What is API validation – a guide

API validation is an important part of the development process and can help catch errors early on - here is a short guide.

API validation is the process of checking to see if an API meets certain requirements for how it works, how well it performs, how safe it is, and other things.

It is an important part of developing software because it helps make sure that an API meets the needs of its users and works as expected.

Validation can be done by hand or automatically, and there are a number of tools and services that can help.

Validating an API is an important part of making sure it works well.

What to validate?

By checking that an API meets expectations in terms of functionality, performance, security, and other quality attributes.

You can ask yourself these questions when validating your API:

  • Is the API able to perform the tasks it is designed to do?
  • How fast is the API? Does it respond quickly to requests?
  • Is the API secure? Is the data and connections properly encrypted?
  • Does the API comply with relevant standards and regulations?

How to validate?

API validation can be accomplished in a variety of ways, but the most common are static analysis, dynamic analysis, and fuzz testing. Static analysis is the process of manually going through an API’s code to look for security holes. Dynamic analysis is the process of running an API and watching how it works to look for security holes. Fuzz testing is the process of sending random data to an API to see how it responds in order to look for potential security vulnerabilities. API validation is an important part of the API development process. It helps make sure that an API is safe and doesn’t have any flaws that attackers could take advantage of.

There are a number of things to consider when validating an API:

  • What types of requests does the API support (e.g. GET, POST)?
  • What are the expected inputs and outputs for each request? 
  • What are the error conditions that the API should handle gracefully?
  • How does the API handle pagination or rate-limiting? 
  • Security: Is the API secure?
  • Are the data and communications between the API and its clients encrypted?

In order to validate APIs, you need some sort of specification that outlines how the API is supposed to work. This is typically referred to as an API contract.

The contract defines the expectations for how the API should work, including the input and output formats, the types of data that can be passed through the API, the available methods, and so on.

The OpenAPI Specification (OAS), which used to be called the Swagger Specification and is a standard way to describe APIs, is a format that is often used for API contracts.

OAS is a widely used and well-supported format, and so it is a good choice for defining API contracts.
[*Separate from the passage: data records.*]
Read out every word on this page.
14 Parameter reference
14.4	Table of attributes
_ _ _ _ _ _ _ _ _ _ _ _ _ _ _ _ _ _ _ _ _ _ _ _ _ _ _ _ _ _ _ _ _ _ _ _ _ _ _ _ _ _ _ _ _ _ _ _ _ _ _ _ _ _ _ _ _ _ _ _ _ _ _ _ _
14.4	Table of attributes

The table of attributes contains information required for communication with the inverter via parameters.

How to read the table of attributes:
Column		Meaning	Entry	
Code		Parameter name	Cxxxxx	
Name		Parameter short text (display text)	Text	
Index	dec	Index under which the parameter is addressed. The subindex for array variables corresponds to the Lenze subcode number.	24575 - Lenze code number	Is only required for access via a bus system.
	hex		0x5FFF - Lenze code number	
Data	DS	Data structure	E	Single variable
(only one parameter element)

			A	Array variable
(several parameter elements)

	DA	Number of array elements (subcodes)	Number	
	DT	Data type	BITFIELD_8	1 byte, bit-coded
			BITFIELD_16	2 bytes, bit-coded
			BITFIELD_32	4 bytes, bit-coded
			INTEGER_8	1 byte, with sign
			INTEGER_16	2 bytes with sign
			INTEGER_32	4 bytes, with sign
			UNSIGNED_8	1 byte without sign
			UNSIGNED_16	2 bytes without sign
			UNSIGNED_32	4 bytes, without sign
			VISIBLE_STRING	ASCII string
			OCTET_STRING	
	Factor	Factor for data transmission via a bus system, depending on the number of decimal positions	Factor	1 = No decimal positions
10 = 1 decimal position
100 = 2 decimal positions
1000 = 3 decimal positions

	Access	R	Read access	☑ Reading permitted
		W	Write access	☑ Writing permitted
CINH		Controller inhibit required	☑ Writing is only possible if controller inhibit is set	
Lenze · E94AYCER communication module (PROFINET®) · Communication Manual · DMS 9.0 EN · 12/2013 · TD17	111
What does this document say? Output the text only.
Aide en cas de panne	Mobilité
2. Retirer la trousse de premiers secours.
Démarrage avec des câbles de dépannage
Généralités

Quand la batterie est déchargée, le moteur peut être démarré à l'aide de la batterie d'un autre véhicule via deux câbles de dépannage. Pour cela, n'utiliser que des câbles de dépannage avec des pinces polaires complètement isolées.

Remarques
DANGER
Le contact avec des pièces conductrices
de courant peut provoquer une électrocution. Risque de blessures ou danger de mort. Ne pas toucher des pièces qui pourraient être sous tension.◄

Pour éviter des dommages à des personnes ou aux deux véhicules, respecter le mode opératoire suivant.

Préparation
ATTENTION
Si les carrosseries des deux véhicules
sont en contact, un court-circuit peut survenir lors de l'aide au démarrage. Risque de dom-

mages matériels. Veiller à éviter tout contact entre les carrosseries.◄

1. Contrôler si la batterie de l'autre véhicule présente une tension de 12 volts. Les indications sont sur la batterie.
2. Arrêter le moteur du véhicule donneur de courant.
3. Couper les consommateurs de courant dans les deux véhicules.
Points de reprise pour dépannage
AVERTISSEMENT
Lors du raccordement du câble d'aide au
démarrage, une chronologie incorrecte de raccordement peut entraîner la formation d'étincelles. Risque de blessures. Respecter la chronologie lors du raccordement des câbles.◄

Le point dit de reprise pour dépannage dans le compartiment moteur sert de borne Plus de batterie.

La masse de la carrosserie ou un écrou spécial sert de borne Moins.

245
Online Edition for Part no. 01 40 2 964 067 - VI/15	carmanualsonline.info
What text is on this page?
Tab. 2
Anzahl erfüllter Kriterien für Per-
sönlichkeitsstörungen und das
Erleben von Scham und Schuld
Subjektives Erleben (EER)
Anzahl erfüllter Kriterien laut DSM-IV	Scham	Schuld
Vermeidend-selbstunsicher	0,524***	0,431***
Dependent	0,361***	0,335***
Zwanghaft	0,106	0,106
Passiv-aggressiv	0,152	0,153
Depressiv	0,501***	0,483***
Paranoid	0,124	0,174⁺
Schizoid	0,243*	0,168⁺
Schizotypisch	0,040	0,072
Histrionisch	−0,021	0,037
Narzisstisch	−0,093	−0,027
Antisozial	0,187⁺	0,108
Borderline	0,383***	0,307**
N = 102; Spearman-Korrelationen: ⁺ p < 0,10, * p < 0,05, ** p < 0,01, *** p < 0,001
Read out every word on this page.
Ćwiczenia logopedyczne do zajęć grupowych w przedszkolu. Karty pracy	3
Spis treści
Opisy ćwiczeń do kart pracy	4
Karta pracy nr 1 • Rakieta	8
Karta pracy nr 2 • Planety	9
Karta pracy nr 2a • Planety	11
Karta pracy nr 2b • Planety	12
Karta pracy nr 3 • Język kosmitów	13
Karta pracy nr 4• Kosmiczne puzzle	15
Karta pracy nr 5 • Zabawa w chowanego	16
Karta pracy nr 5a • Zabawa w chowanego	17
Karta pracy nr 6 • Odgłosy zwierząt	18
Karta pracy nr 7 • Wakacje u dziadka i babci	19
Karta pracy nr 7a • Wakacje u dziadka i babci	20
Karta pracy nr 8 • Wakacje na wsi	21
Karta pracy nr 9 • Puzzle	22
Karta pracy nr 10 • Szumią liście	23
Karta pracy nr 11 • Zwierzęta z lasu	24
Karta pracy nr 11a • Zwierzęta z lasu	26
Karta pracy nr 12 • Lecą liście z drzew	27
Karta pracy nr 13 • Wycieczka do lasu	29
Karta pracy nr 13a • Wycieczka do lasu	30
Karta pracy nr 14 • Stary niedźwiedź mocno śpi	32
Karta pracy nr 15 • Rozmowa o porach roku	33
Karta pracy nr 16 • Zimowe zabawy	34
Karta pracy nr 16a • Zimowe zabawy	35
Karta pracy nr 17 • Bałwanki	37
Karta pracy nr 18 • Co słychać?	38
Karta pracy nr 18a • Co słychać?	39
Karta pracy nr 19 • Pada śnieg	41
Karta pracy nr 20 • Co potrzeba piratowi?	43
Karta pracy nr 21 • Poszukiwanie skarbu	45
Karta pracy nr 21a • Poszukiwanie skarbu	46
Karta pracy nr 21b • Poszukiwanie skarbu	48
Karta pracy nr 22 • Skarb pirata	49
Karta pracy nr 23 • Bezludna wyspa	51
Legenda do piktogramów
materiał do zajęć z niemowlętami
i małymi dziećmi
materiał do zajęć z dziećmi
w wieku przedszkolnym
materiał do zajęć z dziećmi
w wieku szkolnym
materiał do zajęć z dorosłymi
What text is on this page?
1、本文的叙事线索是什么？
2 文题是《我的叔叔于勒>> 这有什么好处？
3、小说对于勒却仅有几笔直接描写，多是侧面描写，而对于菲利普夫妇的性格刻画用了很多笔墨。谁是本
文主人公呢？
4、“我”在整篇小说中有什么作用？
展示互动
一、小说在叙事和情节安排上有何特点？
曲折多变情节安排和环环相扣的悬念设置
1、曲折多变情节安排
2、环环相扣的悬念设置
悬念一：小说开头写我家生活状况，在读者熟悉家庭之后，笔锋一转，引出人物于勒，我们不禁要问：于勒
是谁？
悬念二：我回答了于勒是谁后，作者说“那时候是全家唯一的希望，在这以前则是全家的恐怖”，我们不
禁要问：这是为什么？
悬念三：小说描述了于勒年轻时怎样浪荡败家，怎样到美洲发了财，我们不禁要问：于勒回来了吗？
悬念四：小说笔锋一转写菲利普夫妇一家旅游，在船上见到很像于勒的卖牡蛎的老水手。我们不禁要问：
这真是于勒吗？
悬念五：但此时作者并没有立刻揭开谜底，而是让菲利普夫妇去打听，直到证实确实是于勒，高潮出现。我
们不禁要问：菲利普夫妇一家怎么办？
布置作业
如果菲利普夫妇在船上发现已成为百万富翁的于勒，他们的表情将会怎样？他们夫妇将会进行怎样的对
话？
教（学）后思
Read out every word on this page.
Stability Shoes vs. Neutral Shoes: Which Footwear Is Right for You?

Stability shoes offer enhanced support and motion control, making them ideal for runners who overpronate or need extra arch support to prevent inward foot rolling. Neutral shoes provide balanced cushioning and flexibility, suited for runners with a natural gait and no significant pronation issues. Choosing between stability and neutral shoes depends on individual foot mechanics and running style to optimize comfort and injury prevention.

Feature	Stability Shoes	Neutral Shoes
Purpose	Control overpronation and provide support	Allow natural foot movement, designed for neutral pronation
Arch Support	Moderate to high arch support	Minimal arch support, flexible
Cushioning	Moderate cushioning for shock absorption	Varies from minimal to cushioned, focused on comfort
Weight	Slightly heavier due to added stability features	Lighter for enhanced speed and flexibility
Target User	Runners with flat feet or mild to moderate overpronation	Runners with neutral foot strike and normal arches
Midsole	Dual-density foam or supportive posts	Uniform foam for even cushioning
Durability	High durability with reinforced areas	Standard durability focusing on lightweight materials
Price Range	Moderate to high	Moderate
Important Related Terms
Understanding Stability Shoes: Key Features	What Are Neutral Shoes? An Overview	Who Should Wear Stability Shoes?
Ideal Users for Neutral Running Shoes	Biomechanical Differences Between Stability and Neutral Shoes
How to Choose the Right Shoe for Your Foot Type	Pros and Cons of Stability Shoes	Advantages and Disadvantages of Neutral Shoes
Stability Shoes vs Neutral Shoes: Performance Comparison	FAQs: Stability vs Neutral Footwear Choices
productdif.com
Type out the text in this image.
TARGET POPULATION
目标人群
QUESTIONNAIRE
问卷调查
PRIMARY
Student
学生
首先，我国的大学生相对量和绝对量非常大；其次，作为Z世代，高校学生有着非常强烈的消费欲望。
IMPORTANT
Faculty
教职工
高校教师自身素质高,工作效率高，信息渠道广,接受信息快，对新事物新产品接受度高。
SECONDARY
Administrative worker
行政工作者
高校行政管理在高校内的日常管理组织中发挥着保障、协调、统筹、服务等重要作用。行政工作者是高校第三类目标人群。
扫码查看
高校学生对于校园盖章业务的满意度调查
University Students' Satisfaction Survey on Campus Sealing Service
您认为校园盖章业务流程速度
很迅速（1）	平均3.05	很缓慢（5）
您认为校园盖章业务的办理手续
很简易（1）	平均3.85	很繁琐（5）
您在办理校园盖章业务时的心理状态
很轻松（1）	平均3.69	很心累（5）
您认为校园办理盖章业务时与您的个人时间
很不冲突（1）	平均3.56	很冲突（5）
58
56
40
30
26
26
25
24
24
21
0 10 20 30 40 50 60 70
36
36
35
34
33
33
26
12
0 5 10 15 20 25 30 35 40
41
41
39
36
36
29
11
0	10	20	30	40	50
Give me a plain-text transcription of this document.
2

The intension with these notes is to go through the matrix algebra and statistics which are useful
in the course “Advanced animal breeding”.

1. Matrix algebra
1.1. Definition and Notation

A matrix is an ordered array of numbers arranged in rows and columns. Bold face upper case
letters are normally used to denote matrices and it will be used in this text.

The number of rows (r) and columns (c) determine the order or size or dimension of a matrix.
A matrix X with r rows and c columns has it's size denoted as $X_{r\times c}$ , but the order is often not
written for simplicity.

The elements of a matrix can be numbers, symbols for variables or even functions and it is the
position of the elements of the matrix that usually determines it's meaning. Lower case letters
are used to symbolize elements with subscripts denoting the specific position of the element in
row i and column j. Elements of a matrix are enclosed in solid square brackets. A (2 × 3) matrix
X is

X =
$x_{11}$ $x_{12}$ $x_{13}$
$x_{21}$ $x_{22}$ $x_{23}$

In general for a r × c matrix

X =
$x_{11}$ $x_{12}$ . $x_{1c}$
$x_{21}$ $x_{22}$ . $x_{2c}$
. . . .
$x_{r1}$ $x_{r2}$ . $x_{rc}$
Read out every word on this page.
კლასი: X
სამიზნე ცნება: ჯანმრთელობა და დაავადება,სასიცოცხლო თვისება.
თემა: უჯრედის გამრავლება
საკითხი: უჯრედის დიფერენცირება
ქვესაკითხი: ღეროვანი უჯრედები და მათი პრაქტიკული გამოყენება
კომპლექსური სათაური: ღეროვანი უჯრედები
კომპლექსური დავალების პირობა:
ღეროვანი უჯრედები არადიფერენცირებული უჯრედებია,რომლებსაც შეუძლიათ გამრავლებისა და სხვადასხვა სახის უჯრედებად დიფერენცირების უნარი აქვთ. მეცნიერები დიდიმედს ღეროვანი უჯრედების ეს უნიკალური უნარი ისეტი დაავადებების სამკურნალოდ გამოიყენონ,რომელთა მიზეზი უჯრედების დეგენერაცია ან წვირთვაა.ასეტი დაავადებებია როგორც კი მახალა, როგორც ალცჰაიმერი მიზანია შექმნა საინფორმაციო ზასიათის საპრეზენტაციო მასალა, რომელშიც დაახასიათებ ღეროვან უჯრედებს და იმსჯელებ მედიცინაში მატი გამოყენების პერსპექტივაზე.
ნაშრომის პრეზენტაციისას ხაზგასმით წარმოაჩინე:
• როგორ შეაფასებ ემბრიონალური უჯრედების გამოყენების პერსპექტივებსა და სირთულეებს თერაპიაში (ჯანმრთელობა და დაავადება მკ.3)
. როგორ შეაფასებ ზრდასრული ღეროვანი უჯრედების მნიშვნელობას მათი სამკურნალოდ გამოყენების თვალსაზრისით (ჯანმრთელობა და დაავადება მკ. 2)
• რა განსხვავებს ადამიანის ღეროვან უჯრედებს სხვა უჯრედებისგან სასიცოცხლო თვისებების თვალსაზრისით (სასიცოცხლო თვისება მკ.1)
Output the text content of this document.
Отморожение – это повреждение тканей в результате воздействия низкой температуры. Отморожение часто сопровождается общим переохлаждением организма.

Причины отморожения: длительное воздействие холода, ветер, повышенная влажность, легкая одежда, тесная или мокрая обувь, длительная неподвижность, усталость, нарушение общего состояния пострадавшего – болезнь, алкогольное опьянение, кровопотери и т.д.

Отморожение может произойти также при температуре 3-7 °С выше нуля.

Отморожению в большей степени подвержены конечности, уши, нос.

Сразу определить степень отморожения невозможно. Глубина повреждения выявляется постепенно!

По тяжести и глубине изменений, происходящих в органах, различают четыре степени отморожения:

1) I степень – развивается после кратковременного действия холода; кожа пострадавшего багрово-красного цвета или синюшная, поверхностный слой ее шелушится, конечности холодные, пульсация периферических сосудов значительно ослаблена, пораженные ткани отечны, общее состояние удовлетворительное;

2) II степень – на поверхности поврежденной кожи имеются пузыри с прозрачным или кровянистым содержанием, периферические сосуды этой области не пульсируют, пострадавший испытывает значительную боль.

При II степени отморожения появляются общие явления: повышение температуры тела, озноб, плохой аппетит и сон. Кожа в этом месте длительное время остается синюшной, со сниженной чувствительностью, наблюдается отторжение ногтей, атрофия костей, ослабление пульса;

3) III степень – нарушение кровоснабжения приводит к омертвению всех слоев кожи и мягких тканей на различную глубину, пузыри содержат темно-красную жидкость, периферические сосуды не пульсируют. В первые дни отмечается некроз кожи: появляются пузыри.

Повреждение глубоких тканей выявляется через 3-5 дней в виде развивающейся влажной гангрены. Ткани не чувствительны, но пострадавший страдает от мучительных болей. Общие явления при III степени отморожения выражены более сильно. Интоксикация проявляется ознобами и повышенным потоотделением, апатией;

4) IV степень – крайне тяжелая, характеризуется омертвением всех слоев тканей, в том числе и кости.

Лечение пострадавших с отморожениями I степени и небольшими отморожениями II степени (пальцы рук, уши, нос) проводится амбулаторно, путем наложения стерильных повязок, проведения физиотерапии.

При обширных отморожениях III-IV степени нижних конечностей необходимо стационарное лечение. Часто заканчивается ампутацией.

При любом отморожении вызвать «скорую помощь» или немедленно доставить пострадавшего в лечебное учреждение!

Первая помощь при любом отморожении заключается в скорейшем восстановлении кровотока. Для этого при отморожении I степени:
Once you have an OAS file that defines your API contract, you can use it to generate test cases for your API. There are a number of tools that can be used for this purpose, but one that is particularly well-suited for OAS-based API testing is CherryBomb. CherryBomb is an open source tool that can be used to automatically generate test cases from an OAS API contract. It can be used to test APIs that are written in any programming language, and it has a number of features that make it particularly well-suited for API testing, including the ability to validate both the request and response bodies against the API contract. To use Cherrybomb, you first need to install it.

You can do this by using:

curl https://cherrybomb.blstsecurity.com/install | /bin/bash

Then run :

Cherrybomb oas -f openapi.json

In conclusion

API validation is a very important part of the development process, as it can help catch errors early on. It is also good practice to perform regular validation checks during the API lifecycle, in case any changes have been made that break the contract.

Developers can be sure that their API is safe to use and won’t cause any security problems if they validate it. Keep in mind that there are many ways a developer can validate an API, but a good start would be to have an API validation tool that is a seamless part of the SDLC CI pipeline.